Recommended workflow

list-suites — Discover available suite names
list-graders — Understand which graders are available
describe-config — Inspect the full config structure
validate-config — Catch config errors before running
run-suite — Execute an eval suite
list-runs — Find run IDs
get-run-details — Inspect a specific run
compare-runs — Diff two runs

Tools

Discovery tools

`list-suites`

List all eval suites with case counts, categories, and gates.

Parameter	Type	Default	Description
`verbose`	boolean	`false`	Include full case IDs in output

Returns JSON with { suites, totalSuites }.

`describe-config`

Return the fully loaded eval config as structured JSON. Functions (target, judge, graders) are shown as metadata, not serialized.

No parameters.

`list-graders`

Enumerate all available graders with parameters, defaults, and usage examples.

Parameter	Type	Default	Description
`tier`	string	(all)	Filter: `deterministic`, `llm`, or `composition`
`category`	string	(all)	Filter: `text`, `tool-call`, `metric`, `safety`, `llm-judge`, `composition`
`includePlugins`	boolean	`true`	Include plugin-contributed graders

`validate-config`

Validate that eval.config.ts loads without errors and check for common issues (empty suites, missing default graders).

Parameter	Type	Default	Description
`configPath`	string	—	Custom config file path

Returns { valid, suiteCount, totalCases, warnings } or { valid: false, error }.

Execution tools

`run-suite`

Execute an eval suite by name and return formatted results.

Parameter	Type	Default	Description
`suite`	string	(required)	Suite name (use `list-suites` to discover)
`mode`	`live \| replay`	`replay`	Execution mode
`record`	boolean	`false`	Record fixtures in live mode

`list-runs`

List recent eval runs with IDs, suite names, modes, pass rates, and timestamps.

Parameter	Type	Default	Description
`limit`	number	`10`	Maximum runs to return

`compare-runs`

Compare two runs and show regressions, improvements, and score deltas per case.

Parameter	Type	Description
`baseRunId`	string	Base run ID (older)
`compareRunId`	string	Compare run ID (newer)

`get-run-details`

Get detailed results for a specific run including per-case grades, scores, and failure reasons.

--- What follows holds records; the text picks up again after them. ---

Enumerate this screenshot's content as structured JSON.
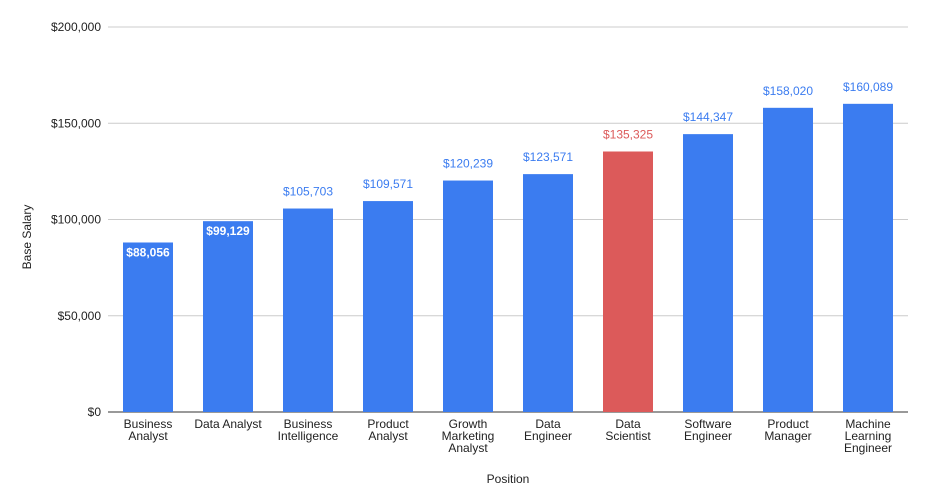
{
  "chart_data": {
    "type": "bar",
    "title": "",
    "xlabel": "Position",
    "ylabel": "Base Salary",
    "ylim": [
      0,
      200000
    ],
    "yticks": [
      0,
      50000,
      100000,
      150000,
      200000
    ],
    "ytick_labels": [
      "$0",
      "$50,000",
      "$100,000",
      "$150,000",
      "$200,000"
    ],
    "grid": true,
    "legend": "none",
    "categories": [
      [
        "Business",
        "Analyst"
      ],
      [
        "Data Analyst"
      ],
      [
        "Business",
        "Intelligence"
      ],
      [
        "Product",
        "Analyst"
      ],
      [
        "Growth",
        "Marketing",
        "Analyst"
      ],
      [
        "Data",
        "Engineer"
      ],
      [
        "Data",
        "Scientist"
      ],
      [
        "Software",
        "Engineer"
      ],
      [
        "Product",
        "Manager"
      ],
      [
        "Machine",
        "Learning",
        "Engineer"
      ]
    ],
    "values": [
      88056,
      99129,
      105703,
      109571,
      120239,
      123571,
      135325,
      144347,
      158020,
      160089
    ],
    "data_labels": [
      "$88,056",
      "$99,129",
      "$105,703",
      "$109,571",
      "$120,239",
      "$123,571",
      "$135,325",
      "$144,347",
      "$158,020",
      "$160,089"
    ],
    "label_inside": [
      true,
      true,
      false,
      false,
      false,
      false,
      false,
      false,
      false,
      false
    ],
    "highlight_index": 6,
    "colors": {
      "bar": "#3b7cf0",
      "highlight": "#dc5a5a",
      "label_outside": "#3b7cf0",
      "label_highlight": "#dc5a5a",
      "label_inside": "#ffffff",
      "grid": "#cccccc",
      "axis": "#333333"
    }
  }
}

Parameter	Type	Description
`runId`	string	Run ID to inspect

Resources

Resources are read-only reference data that agents can cache.

URI	Type	Description
`eval://schema/config`	JSON Schema	Schema for the serializable portion of `eval.config.ts`
`eval://schema/case`	JSON Schema	Schema for individual eval cases (JSONL lines)
`eval://reference/graders`	Markdown	Complete grader reference with parameters and examples

Tool annotations

All tools include MCP annotations for agent safety reasoning:

Tool	readOnly	destructive	idempotent
`list-suites`	yes	no	yes
`describe-config`	yes	no	yes
`list-graders`	yes	no	yes
`validate-config`	yes	no	yes
`run-suite`	no	no	no
`list-runs`	yes	no	yes
`compare-runs`	yes	no	yes
`get-run-details`	yes	no	yes

Tool handlers are pure async functions (args, cwd) => Promise<ToolResult>, making them testable without the MCP SDK.